If Gov. Scott Walker had simply accepted the state workers' union
concessions on health care and pension contributions, the once proud
heartland of progressive politics would not today be the site of a
working-class upsurge. Who could have imagined a few weeks ago such a
grass-roots uproar over something of which most Americans know very
little and have too little appreciation?

Collective bargaining in the private sector has been the law of the
land since it was enshrined in the National Labor Relations Act of
1935. The law protects the collective rights of most private-sector
workers to act as a group to negotiate in good faith and secure decent
wages, benefits, and working conditions. Since the 1950s all but 10
states have adopted some form of collective bargaining rights for
public-sector works.

The right to have a legitimate say in how your labor is treated is not
a union right, but rather, a human right that belongs to all workers.

Wages and benefits are unquestionably the core issues that animate the
collective bargaining process, and union workers - whether from the
private or public sector - are better rewarded for their work than
unorganized employees. But what is rarely addressed in nearly all of
the popular stories and rhetoric about collective bargaining is that
it is a very dynamic and flexible tool for problem solving. We hear
about the rancor over health care and pension payments for union
workers, but never a word is uttered about the way that collective
bargaining can be used to restructure work, increase efficiency or
design productivity enhancements.

For example, in the early 1980s New York City and the Sanitation
Workers Union negotiated a productivity bargaining agreement that
reduced truck crew size from three to two and included a shift bonus
for crew workers. Reducing the crew size created the incentive to
adopt cost-saving equipment improvements (such as automated
side-loading trash containers and the standardization of trash bins)
and rules for how work would get done (such as the requirement that
bins be placed at curbside). The agreement introduced measures that
substantially reduced the amount of labor that was required to do
sanitation pickup and disposal.

Nor is there any mention of how collective bargaining can identify
training needs, integrate socio-technical systems, reduce turnover,
lower workplace tensions or create a mechanism for joint
problem-solving. Collective bargaining serves both employees and
employers by providing a means to raise shared interests, lower
production and service costs, reach out to consumers and taxpayers,
improve product quality and services, and when necessary, reduce labor
costs. Collective bargaining can work so effectively that it can even
keep public bodies from financial insolvency.

Despite Walker's misguided call to withdraw bargaining rights from
state employees on the grounds that it somehow shares responsibility
for the state's fiscal crisis, the truth is that the citizens of
Wisconsin have already "benefitted" from the process. It was through
collective bargaining that the state employee unions agreed to pony up
more for health care and pension benefits. They did so without
strikes, service disruptions, public rallies or sit-ins.

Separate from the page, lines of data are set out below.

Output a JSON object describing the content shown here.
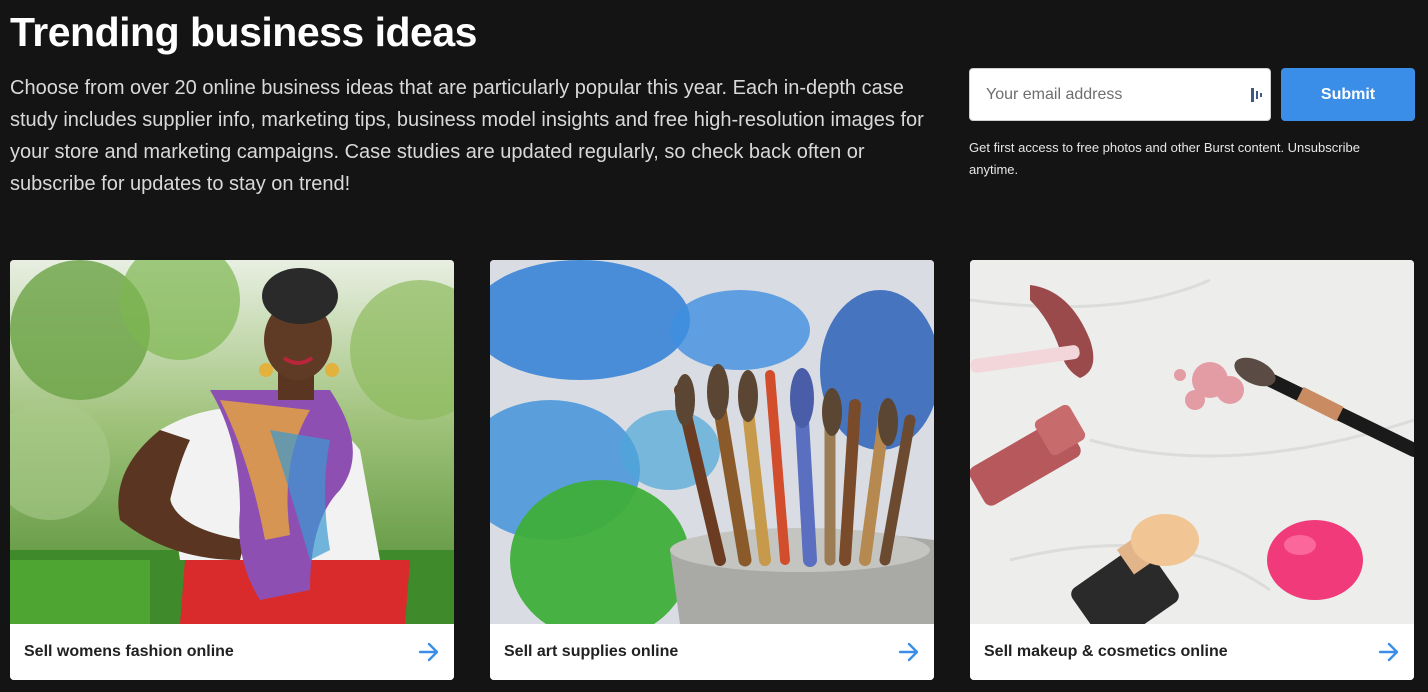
{
  "header": {
    "title": "Trending business ideas",
    "intro": "Choose from over 20 online business ideas that are particularly popular this year. Each in-depth case study includes supplier info, marketing tips, business model insights and free high-resolution images for your store and marketing campaigns. Case studies are updated regularly, so check back often or subscribe for updates to stay on trend!"
  },
  "signup": {
    "email_placeholder": "Your email address",
    "email_value": "",
    "submit_label": "Submit",
    "note": "Get first access to free photos and other Burst content. Unsubscribe anytime."
  },
  "cards": [
    {
      "title": "Sell womens fashion online",
      "icon": "arrow-right-icon",
      "image": "woman-in-scarf-photo"
    },
    {
      "title": "Sell art supplies online",
      "icon": "arrow-right-icon",
      "image": "paint-brushes-photo"
    },
    {
      "title": "Sell makeup & cosmetics online",
      "icon": "arrow-right-icon",
      "image": "makeup-products-photo"
    }
  ],
  "colors": {
    "background": "#141414",
    "accent": "#3b8ee8",
    "card_title": "#212121"
  }
}
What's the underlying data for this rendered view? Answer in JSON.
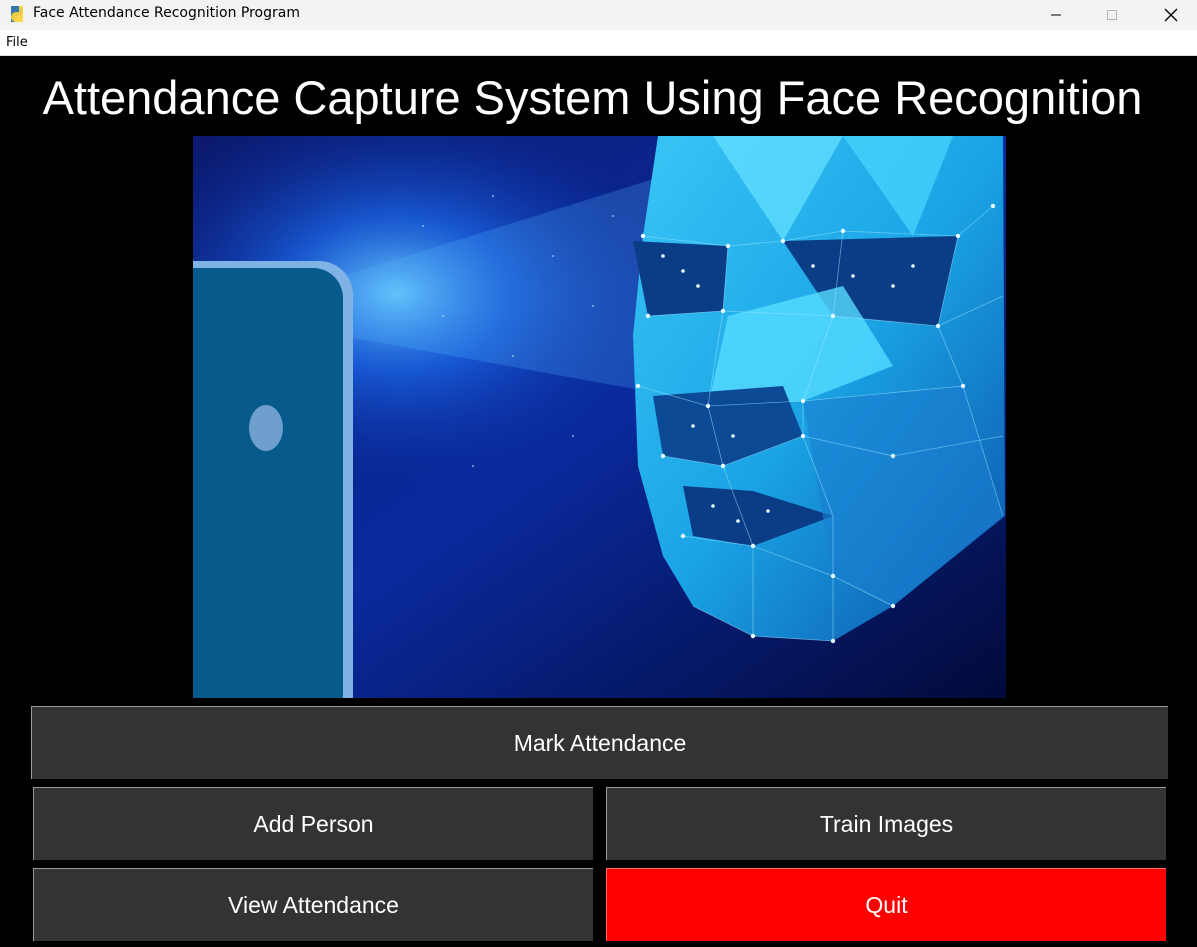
{
  "window": {
    "title": "Face Attendance Recognition Program",
    "controls": [
      "minimize-icon",
      "maximize-icon",
      "close-icon"
    ]
  },
  "menu": {
    "file_label": "File"
  },
  "heading": "Attendance Capture System Using Face Recognition",
  "hero_image": {
    "icon": "face-recognition-illustration"
  },
  "buttons": {
    "mark_attendance": "Mark Attendance",
    "add_person": "Add Person",
    "train_images": "Train Images",
    "view_attendance": "View Attendance",
    "quit": "Quit"
  },
  "colors": {
    "background": "#000000",
    "button": "#333333",
    "quit_button": "#ff0000",
    "text": "#ffffff"
  }
}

In Wisconsin, Ohio, Indiana and in thousands of municipalities across
this country, the collective bargaining process has worked creatively
to address not just well-funded but underfunded pensions, not just
teacher retention but teacher evaluations, and not just job security
but job retrenchment.
Collective bargaining is not always easy, pretty, logical, or without
abuse, but neither employers nor workers have ever found a more
effective and democratic way to promote the interests of multiple
constituencies.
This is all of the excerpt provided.